A veteran observer of the war in Lebanon, Rana counseled her co-workers to take shelter and stay away from the windows. Some, however, didn't take her advice and ended up dying that day. "I remember how hard it was for my family and I at the time to not only live around the atmosphere of New York City, but to receive a lot of stereotypes," Fakih said of her family, which owned a Middle Eastern restaurant on New York's Upper East Side for 20 years.
Bricks were thrown through the restaurant window and business tanked in the wake of the attacks as a result of the some of the post-9/11 anti-Muslim sentiment, with Fakih remembering how she was bullied at a her Catholic high school by some students who made rude comments. "Every time something would happen, I would be scared. I'd watch TV and ... [think], 'Please God don't let this be a terrorist act; don't let this be Arabs or Muslims."
The family moved to Dearborn, Michigan, in 2003, a city that boasts the highest concentration of Middle Eastern immigrants in the U.S., and they felt much more at ease. Rima began attending the University of Michigan, but unlike some of her Arab-American peers, she did not change her name in order to fit in and escape greater scrutiny. She held fast to her identity, even when some fellow Muslims warned her not to enter the Miss USA pageant because they believed she could never win.
Ten years later, though, she thinks things have gotten better.
"I think I'm a great example to that," she said. "Winning the crown of Miss USA, being the first Arab American, the first Muslim-American and possibly the first immigrant to win the title of Miss USA just testifies to the fact that there is freedom in this country and there is justice and there is freedom of religion and freedom of choice and this is what America is based on."
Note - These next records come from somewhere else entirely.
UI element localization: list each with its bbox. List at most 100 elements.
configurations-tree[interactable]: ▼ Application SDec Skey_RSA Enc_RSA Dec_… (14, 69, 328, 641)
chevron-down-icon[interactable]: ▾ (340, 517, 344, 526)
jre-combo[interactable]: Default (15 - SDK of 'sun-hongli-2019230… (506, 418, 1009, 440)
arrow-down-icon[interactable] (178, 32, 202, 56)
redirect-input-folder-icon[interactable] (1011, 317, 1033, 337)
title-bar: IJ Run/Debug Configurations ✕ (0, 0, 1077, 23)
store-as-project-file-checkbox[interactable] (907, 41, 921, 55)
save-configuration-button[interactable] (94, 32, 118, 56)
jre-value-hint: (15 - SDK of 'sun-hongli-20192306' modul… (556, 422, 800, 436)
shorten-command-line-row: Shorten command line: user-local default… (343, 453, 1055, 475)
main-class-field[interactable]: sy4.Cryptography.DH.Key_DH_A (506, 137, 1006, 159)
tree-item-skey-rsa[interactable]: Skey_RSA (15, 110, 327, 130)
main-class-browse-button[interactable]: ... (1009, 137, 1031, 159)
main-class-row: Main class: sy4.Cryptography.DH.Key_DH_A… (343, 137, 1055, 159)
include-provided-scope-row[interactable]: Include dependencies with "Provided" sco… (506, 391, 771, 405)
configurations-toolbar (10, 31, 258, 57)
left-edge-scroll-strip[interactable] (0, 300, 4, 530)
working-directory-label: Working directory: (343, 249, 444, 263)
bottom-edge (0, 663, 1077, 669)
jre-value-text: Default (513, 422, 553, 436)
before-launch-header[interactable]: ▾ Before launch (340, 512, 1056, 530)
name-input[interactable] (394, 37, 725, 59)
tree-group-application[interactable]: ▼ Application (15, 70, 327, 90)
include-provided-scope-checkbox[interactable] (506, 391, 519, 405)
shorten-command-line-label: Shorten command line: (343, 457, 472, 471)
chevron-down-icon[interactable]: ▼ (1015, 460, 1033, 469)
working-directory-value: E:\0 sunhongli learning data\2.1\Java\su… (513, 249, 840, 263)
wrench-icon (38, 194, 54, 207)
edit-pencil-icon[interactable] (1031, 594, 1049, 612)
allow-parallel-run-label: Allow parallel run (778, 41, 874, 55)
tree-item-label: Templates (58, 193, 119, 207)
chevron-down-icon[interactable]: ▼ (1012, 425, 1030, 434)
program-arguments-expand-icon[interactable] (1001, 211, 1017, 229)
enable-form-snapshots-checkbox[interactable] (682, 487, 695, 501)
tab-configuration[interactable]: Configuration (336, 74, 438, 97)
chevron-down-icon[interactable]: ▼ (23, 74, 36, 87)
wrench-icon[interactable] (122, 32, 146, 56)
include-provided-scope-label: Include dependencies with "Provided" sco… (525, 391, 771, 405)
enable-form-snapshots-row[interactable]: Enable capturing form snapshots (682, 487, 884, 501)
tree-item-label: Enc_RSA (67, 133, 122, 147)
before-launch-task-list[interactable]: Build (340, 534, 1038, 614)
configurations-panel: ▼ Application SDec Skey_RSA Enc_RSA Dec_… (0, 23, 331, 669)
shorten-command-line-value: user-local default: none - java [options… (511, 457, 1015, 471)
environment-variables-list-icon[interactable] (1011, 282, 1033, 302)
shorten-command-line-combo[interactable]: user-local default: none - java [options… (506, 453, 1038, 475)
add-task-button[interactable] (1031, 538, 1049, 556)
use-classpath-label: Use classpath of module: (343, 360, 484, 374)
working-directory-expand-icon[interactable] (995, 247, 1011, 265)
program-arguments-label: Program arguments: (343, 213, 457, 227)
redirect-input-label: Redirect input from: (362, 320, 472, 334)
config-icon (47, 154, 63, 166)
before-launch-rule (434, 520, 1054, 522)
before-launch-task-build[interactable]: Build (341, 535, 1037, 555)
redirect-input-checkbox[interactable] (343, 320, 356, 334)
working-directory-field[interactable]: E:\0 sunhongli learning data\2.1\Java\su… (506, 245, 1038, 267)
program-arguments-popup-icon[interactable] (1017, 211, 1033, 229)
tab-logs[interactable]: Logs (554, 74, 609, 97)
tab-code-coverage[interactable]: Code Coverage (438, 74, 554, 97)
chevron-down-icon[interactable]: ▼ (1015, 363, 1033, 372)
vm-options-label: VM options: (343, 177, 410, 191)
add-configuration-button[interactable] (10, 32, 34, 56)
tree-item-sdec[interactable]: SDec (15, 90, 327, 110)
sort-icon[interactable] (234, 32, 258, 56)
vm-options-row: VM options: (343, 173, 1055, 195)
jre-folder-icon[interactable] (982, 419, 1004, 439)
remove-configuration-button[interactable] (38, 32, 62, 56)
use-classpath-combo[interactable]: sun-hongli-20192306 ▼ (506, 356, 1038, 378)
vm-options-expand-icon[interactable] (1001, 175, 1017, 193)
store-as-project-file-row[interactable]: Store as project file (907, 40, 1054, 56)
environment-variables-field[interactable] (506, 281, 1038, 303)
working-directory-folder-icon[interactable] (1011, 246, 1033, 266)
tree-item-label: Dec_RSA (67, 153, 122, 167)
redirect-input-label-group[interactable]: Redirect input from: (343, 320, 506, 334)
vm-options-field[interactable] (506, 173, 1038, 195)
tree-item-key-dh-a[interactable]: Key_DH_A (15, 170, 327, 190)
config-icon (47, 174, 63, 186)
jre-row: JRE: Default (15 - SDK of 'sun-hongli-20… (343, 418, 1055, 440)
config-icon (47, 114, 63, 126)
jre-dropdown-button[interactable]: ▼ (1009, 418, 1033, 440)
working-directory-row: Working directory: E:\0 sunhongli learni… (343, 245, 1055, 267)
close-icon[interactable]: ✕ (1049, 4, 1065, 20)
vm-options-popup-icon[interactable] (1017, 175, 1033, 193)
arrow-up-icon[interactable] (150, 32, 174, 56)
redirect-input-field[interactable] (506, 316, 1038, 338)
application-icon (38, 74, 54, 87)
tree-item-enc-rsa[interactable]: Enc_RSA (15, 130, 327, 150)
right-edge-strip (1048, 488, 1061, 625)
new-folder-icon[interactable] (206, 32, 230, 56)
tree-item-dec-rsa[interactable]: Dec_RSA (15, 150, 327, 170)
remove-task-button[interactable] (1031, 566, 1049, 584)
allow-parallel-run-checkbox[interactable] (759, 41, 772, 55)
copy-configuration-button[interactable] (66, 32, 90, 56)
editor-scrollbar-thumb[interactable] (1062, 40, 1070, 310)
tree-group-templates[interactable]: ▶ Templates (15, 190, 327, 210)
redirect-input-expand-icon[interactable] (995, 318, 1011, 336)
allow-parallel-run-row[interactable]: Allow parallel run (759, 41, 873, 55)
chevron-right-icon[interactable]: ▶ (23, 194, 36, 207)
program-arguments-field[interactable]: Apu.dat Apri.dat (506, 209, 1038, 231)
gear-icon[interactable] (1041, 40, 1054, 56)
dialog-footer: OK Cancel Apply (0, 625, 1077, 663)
Fakih said the 9/11 attacks planted fear in a lot of people in her generation, including her. "I might be an Arab and a Muslim, and I might get on a train sometimes and see a man leave a bag and I just don't want to touch it, I want to get off at the next stop," she admitted. "Now, I think our generation has grown. My generation especially has seen so much fear and then so much change and growth in the [last] 10 years that it planted this fearlessness inside us and this ability to feel like we live in a country where you can do anything and we can overcome."
And when people asked whether she could win the Miss USA title, she'd say, "If Barack Hussein Obama is in office, then Rima Hussein Fakih can win Miss USA."
As part of the "I Will" campaign to commemorate the 9/11 attacks as a national day of service and remembrance, we asked Fakih how she'll mark the anniversary on Sunday. "On September 11, I will call to check on my sister and my older brother, who worked at the World Trade Center, to make sure that they still love and trust this county as much as everyone else.